Antilogia

El Trump que necesita México

El próximo 20 de enero, cuando Donald Trump asuma la presidencia de Estados Unidos, México tendrá un vecino distante y amenazante.

En este nuevo contexto, nuestro país tendrá que elegir claramente entre dos opciones: iniciar una ruta propia para alcanzar realmente su independencia económica y financiera o continuar el camino de la globalización subordinada y excluyente que lo tiene al borde de una crisis sistémica sin precedente.

La extrema vulnerabilidad en la que se encuentra el país no es culpa de Donald Trump ni del Partido Republicano ni de los gobiernos estadunidenses que le antecedieron.

La responsabilidad es del modelo de desarrollo y de la política económica que terminó convirtiendo a México en el estado 51 de la unión americana; es decir, la integración pasiva, unilateral y asimétrica que implicó sacrificar el mercado interno, la industria, el campo y hasta la cultura nacional. Fue el modelo que impulsaron por igual el PRI y el PAN en el último cuarto de siglo, generando desigualdad extrema y donde la globalización devino en neocolonialismo (México es de los países con más tratados comerciales en el mundo, pero 80% de su comercio depende de un solo país).

Si hoy somos presa fácil de las amenazas del exterior y de tuits de 140 caracteres que le cuestan al país hasta 2 mil millones de dólares de sus reservas, es porque nuestro sistema inmunológico, es decir, nuestra vida pública y económica interna, está deteriorada y minada.

Al provocar la cancelación de inversiones estadunidenses y alejar las europeas y asiática, lo que está haciendo el señor Trump es destetar y cortar el cordón umbilical de México respecto de su nodriza o ama de crianza económica, el mercado estadunidense.

En este nuevo entorno, la verdadera oportunidad para fortalecernos como país no vendrá de continuar con las llamadas reformas estructurales y la política económica que nos debilitaron, sino emprender una política de independencia económica, financiera, comercial, tecnológica y energética.

Por más paradójico y contradictorio que parezca, para impulsar ese cambio profundo necesitamos un Trump a la mexicana.
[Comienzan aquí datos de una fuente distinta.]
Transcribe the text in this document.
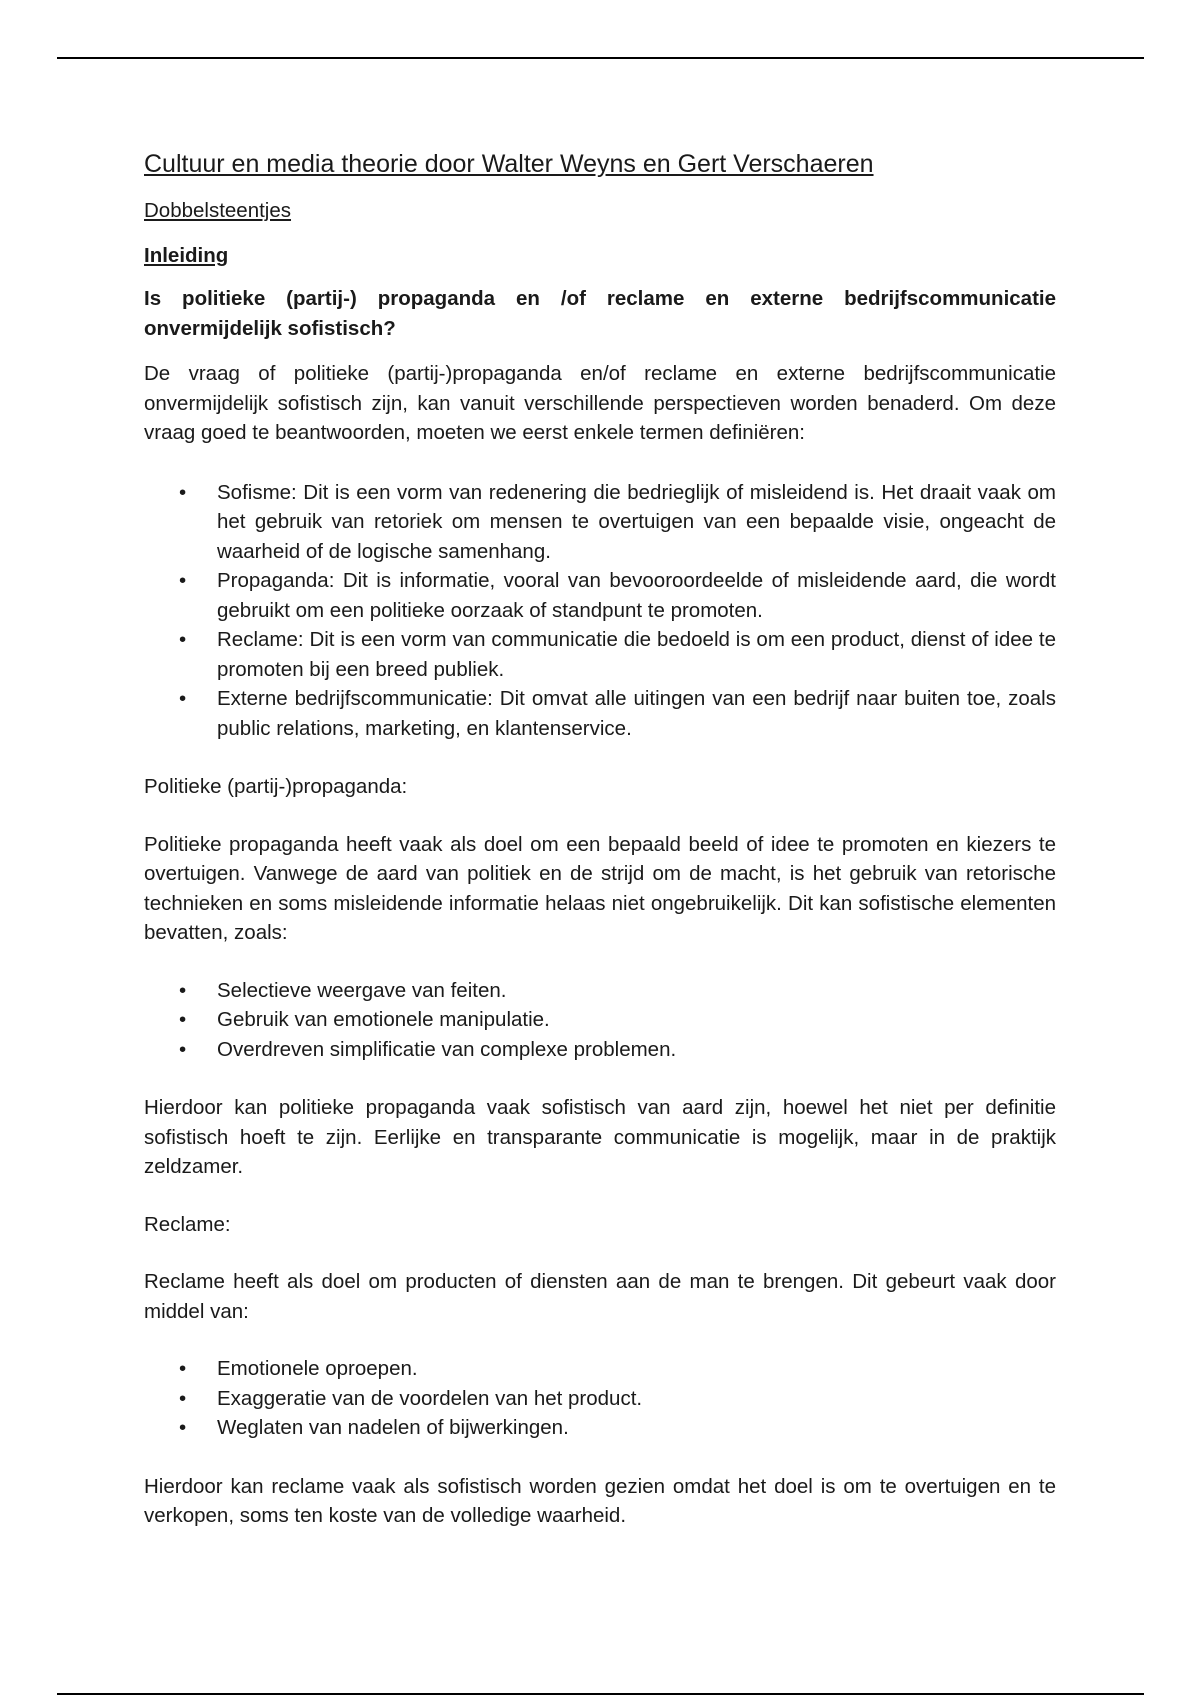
Cultuur en media theorie door Walter Weyns en Gert Verschaeren
Dobbelsteentjes
Inleiding
Is politieke (partij-) propaganda en /of reclame en externe bedrijfscommunicatie onvermijdelijk sofistisch?

De vraag of politieke (partij-)propaganda en/of reclame en externe bedrijfscommunicatie onvermijdelijk sofistisch zijn, kan vanuit verschillende perspectieven worden benaderd. Om deze vraag goed te beantwoorden, moeten we eerst enkele termen definiëren:

• Sofisme: Dit is een vorm van redenering die bedrieglijk of misleidend is. Het draait vaak om het gebruik van retoriek om mensen te overtuigen van een bepaalde visie, ongeacht de waarheid of de logische samenhang.
• Propaganda: Dit is informatie, vooral van bevooroordeelde of misleidende aard, die wordt gebruikt om een politieke oorzaak of standpunt te promoten.
• Reclame: Dit is een vorm van communicatie die bedoeld is om een product, dienst of idee te promoten bij een breed publiek.
• Externe bedrijfscommunicatie: Dit omvat alle uitingen van een bedrijf naar buiten toe, zoals public relations, marketing, en klantenservice.
Politieke (partij-)propaganda:

Politieke propaganda heeft vaak als doel om een bepaald beeld of idee te promoten en kiezers te overtuigen. Vanwege de aard van politiek en de strijd om de macht, is het gebruik van retorische technieken en soms misleidende informatie helaas niet ongebruikelijk. Dit kan sofistische elementen bevatten, zoals:

• Selectieve weergave van feiten.
• Gebruik van emotionele manipulatie.
• Overdreven simplificatie van complexe problemen.

Hierdoor kan politieke propaganda vaak sofistisch van aard zijn, hoewel het niet per definitie sofistisch hoeft te zijn. Eerlijke en transparante communicatie is mogelijk, maar in de praktijk zeldzamer.

Reclame:

Reclame heeft als doel om producten of diensten aan de man te brengen. Dit gebeurt vaak door middel van:

• Emotionele oproepen.
• Exaggeratie van de voordelen van het product.
• Weglaten van nadelen of bijwerkingen.

Hierdoor kan reclame vaak als sofistisch worden gezien omdat het doel is om te overtuigen en te verkopen, soms ten koste van de volledige waarheid.
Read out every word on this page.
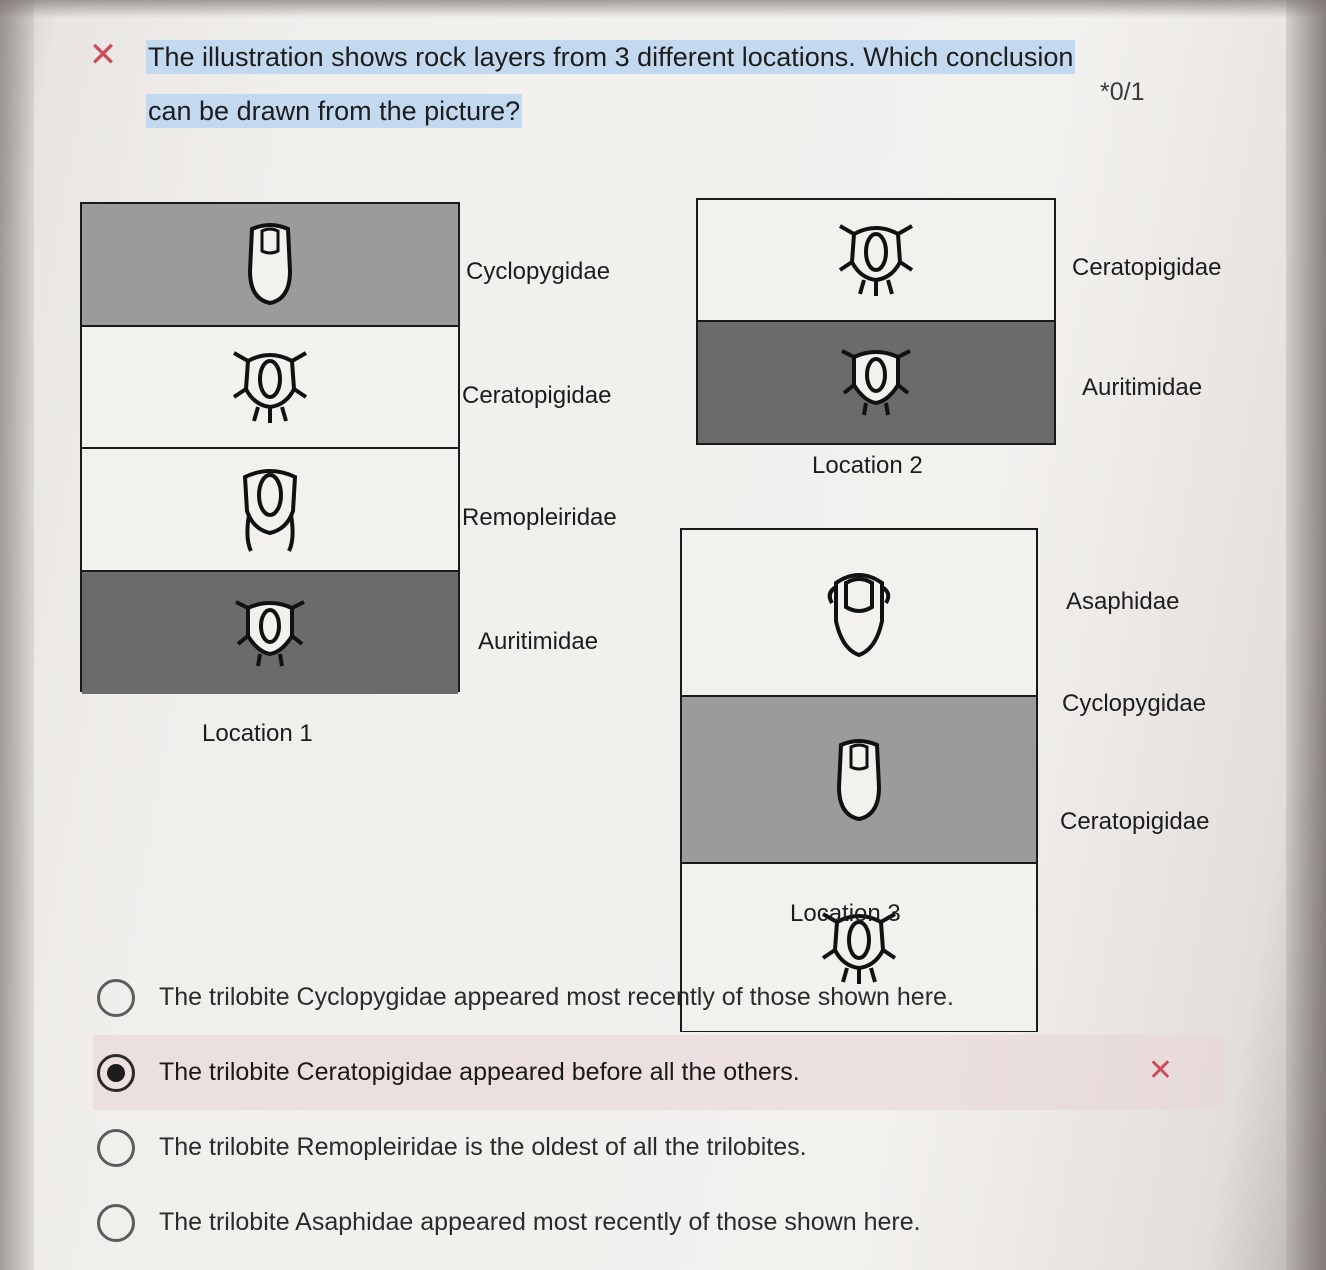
✕ The illustration shows rock layers from 3 different locations. Which conclusion can be drawn from the picture?
*0/1
Cyclopygidae
Ceratopigidae
Remopleiridae
Auritimidae
Location 1
Ceratopigidae
Auritimidae
Location 2
Asaphidae
Cyclopygidae
Ceratopigidae
Location 3
The trilobite Cyclopygidae appeared most recently of those shown here.
The trilobite Ceratopigidae appeared before all the others.	✕
The trilobite Remopleiridae is the oldest of all the trilobites.
The trilobite Asaphidae appeared most recently of those shown here.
No el bully, el misógino, el antiinmigrante, el oligarca y el antimexicano. Ese no. El otro Trump: el que se atraviesa a medio mundo para generar empleos en su nación, el “antisistema” que juega y cambia las reglas del juego, que antepone lo local a lo global, que coloca las riendas del Estado a las del mercado y pone un freno de mano a las corporaciones extranjeras que amenazan a las corporaciones nacionales.

Necesitamos un presidente que defienda empleos, salarios remuneradores y crecimiento económico como prioridad de gobierno. Que impulse la industria, el campo y el comercio internos por encima de la competencia desleal externa. Que haga del ingreso de los trabajadores y sus familias el principal apoyo del mercado interno, no su principal escollo. Y que convierta la política fiscal en un detonador del desarrollo, no en una rueda de molino al cuello.

Pero no es suficiente. Para la era Trump, México necesita en el 2018 alguien mejor que Trump. Un presidente nacionalista, no xenófobo. Progresista, no proteccionista. Integrado a un mundo multipolar, no entregado a una sola potencia. Promotor de puentes, no de muros. Impulsor de un cambio verdadero. Que ame y unifique al país, y que entienda que la fortaleza interna es el mejor antídoto contra las amenazas externas.